Abortion can only be provided by medical professionals licensed by state regulatory boards, Phencie said, and accountability guardrails are already in place by state agencies for any providers that fail to meet clinical and safety standards.

Phenicie said data on abortion should be provided willingly by participants.   

Dr. Vashali Bhargava, chair of Michigan’s chapter of the American College of Obstetricians and Gynecologists, is “opposed to legislative interference in the practice of medicine.”

“Michiganders deserve access to evidence-based health care, including abortion care, without fear of criminalization and burdensome, unnecessary requirements placed upon them and their trusted clinicians,” Bhargava said in a statement provided to Bridge.

Patients would face a “battery of questions” under the bills, disrupting relationships with health care providers in a “stigmatizing way,” according to Merissa Kovach, political director at the ACLU of Michigan.

“Those sponsors went to lengths to put privacy protections in place, but this collects so much information – it really paints a picture of who someone is,” Kovach said. “It could reveal their identity when they’re seeking really discreet … potentially lifesaving care in a really difficult, scary situation.”
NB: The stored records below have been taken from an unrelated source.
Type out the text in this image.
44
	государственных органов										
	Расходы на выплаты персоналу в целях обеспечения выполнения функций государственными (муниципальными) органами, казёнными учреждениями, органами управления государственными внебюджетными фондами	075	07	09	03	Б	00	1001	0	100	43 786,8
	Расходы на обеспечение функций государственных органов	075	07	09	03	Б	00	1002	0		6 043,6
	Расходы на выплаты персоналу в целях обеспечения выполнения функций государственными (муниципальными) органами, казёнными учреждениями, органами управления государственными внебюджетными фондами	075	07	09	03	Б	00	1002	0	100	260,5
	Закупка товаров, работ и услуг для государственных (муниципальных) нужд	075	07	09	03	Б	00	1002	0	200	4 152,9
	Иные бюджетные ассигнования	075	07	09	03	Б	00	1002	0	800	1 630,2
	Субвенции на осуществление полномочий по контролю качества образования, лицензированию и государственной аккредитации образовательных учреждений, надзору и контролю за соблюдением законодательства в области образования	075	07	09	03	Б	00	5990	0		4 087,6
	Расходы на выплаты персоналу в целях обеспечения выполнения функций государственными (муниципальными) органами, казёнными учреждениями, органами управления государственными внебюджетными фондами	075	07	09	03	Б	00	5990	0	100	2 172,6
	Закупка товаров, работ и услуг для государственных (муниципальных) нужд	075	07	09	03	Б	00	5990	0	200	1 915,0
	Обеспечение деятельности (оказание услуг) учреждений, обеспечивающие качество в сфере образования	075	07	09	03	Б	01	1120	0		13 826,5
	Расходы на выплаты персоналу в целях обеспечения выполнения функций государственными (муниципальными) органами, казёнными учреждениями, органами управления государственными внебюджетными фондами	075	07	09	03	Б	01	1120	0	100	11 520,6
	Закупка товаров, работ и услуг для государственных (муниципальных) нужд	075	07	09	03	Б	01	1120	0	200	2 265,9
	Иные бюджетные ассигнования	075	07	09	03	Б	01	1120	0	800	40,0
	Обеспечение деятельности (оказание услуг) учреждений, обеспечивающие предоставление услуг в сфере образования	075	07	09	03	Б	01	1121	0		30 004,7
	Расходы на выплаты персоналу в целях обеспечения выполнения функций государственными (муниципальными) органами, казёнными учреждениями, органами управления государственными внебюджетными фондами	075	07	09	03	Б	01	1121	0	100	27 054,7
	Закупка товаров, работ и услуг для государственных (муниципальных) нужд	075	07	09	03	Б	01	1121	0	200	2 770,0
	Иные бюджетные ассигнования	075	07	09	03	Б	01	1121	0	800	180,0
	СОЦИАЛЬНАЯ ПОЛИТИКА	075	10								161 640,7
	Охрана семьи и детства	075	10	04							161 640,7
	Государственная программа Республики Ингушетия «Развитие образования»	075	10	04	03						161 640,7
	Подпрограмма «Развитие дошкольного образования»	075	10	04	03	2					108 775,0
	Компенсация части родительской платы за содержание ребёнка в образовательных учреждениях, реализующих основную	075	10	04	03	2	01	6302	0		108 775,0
Kovach said the bills impose “unnecessary and administrative burdens on medical professionals.” An analysis conducted by the bipartisan House Fiscal Agency found the legislation would have an “indeterminate” financial impact on MDHHS, with costs dependent on creating a standardized reporting form and its subsequent data collection and statistical reporting.

While supporters of abortion reporting point to the lack of information on complications, the state’s final abortion report indicates most abortions do not result in immediate problems. 

There were 1.7 complications documented per 10,000 induced abortions between 2000 and 2022. A total of 31,241 abortions were reported in Michigan in 2023, the last year of reporting, with 16 complications observed.